C'est un grand honneur de m'adresser aujourd'hui à vous ici à Alger en tant que Président de la Commission européenne et aux honorables membres du Conseil de la Nation.

La crise qui affecte lourdement le monde arabe, la Méditerranée et l'Europe a renforcé ma volonté de venir à Alger à votre rencontre. Des pays voisins, et plus encore des peuples amis, doivent être ensemble pour faire face aux répercussions régionales du conflit en cours sur la terre irakienne.

Pour l'immédiat, l'Union européenne est prête à faire le maximum pour soulager matériellement les souffrances des victimes et de tous ceux et celles qui sont touchés par cette guerre. Notre aide sera très bientôt acheminée auprès des populations qui en ont le plus besoin.

Je voudrais dire ici, au nom de la Commission et en mon nom personnel, combien je prends part au deuil des familles des victimes de cette guerre. Je voudrais insister aussi sur l'importance que j'attache au respect de la dignité humaine en toute circonstance, même entre belligérants.

Quelles que soient les conséquences de cette crise, nous devons construire ensemble un avenir commun.

Les relations entre l'Union et l'Algérie doivent en outre constituer non seulement un facteur de stabilité pour notre région, mais aussi un exemple pour la Communauté internationale.

Il y a environ deux ans, j'avais déjà eu le privilège de visiter l'Algérie et de m'entretenir longuement avec le Président Bouteflika.

Entretemps, l'Union a accompli des pas historiques, en décidant de s'élargir à 10 nouveaux pays en 2004 et en passant ainsi de 15 à 25 Etats Membres. De son côté, l'Algérie s'est engagée dans un processus de démocratisation ainsi que de réforme économique.

Notre vie commune doit désormais s'organiser autour de trois idées forces.

D'abord, l'idée que nous devons tirer profit ensemble de la globalisation en organisant nos relations de voisinage.

Ensuite, cette dynamique devra également renforcer le processus d'intégration sub-régionale dans le Maghreb.

Enfin, et dans cette perspective, l'idée que cette relation de voisinage doit être mise à profit pour accompagner le processus de démocratisation et de réforme économique engagé par le Président Bouteflika.
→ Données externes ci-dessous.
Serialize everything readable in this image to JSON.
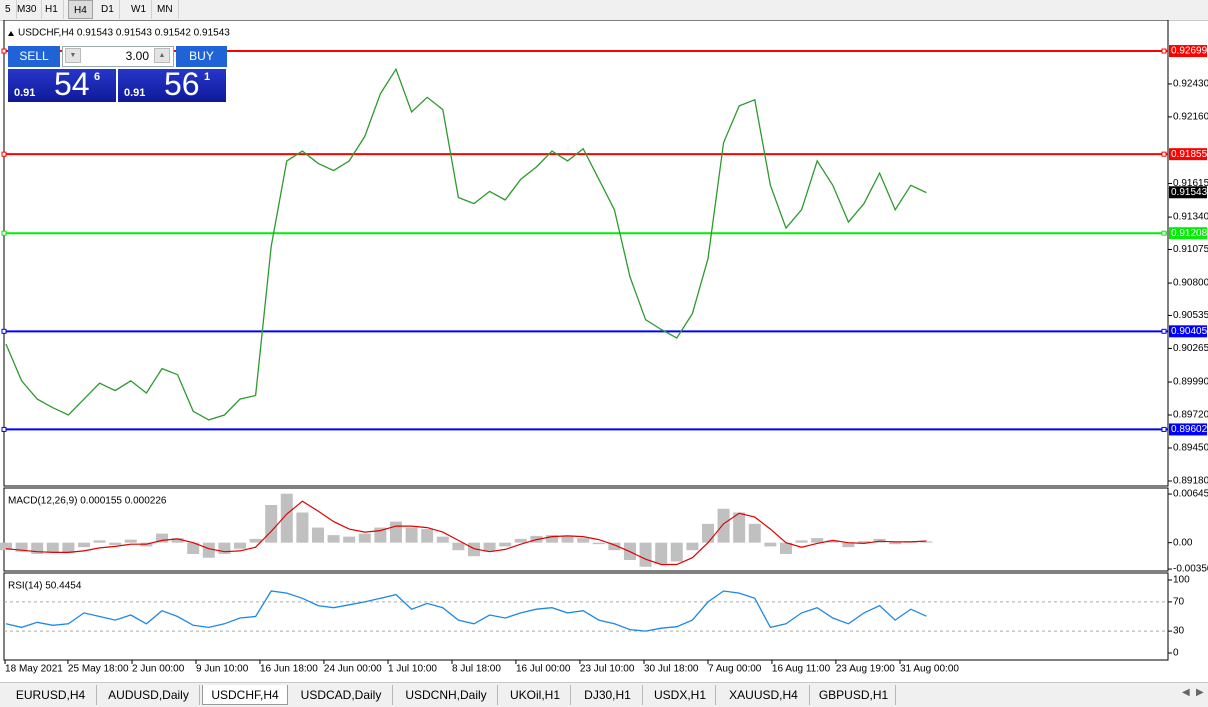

L'Europe élargie, par sa dimension, est naturellement appelée à développer une nouvelle approche envers cette zone que nous appelons « le voisinage » et qui va de la Russie à la Méditerranée. C'est pour cette raison que nous avons proposé un nouveau concept stratégique, visant à bâtir des relations spéciales avec tous et chacun de nos voisins et, en particulier, avec nos partenaires méditerranéens.

Pour ce qui est du voisinage, il ne nous paraît pas concevable, en effet, de construire cette nouvelle Europe en négligeant son « berceau », c'est-à-dire la Méditerranée: tous les pays méditerranéens, et en particulier l'Algérie, sont liés à l'Europe par des traditions, des situations et des intérêts spécifiques. Les nouvelles frontières de l'Europe ne la ferment pas sur elle-même mais doivent être considérées dans une dynamique d'ouverture et de coopération. Chaque voisin déterminera librement l'intensité et le rythme de cette relation, à la hauteur des ses ambitions envers l'Union européenne.

Dans ce contexte, nous devons renforcer notre politique euro-méditerranéenne.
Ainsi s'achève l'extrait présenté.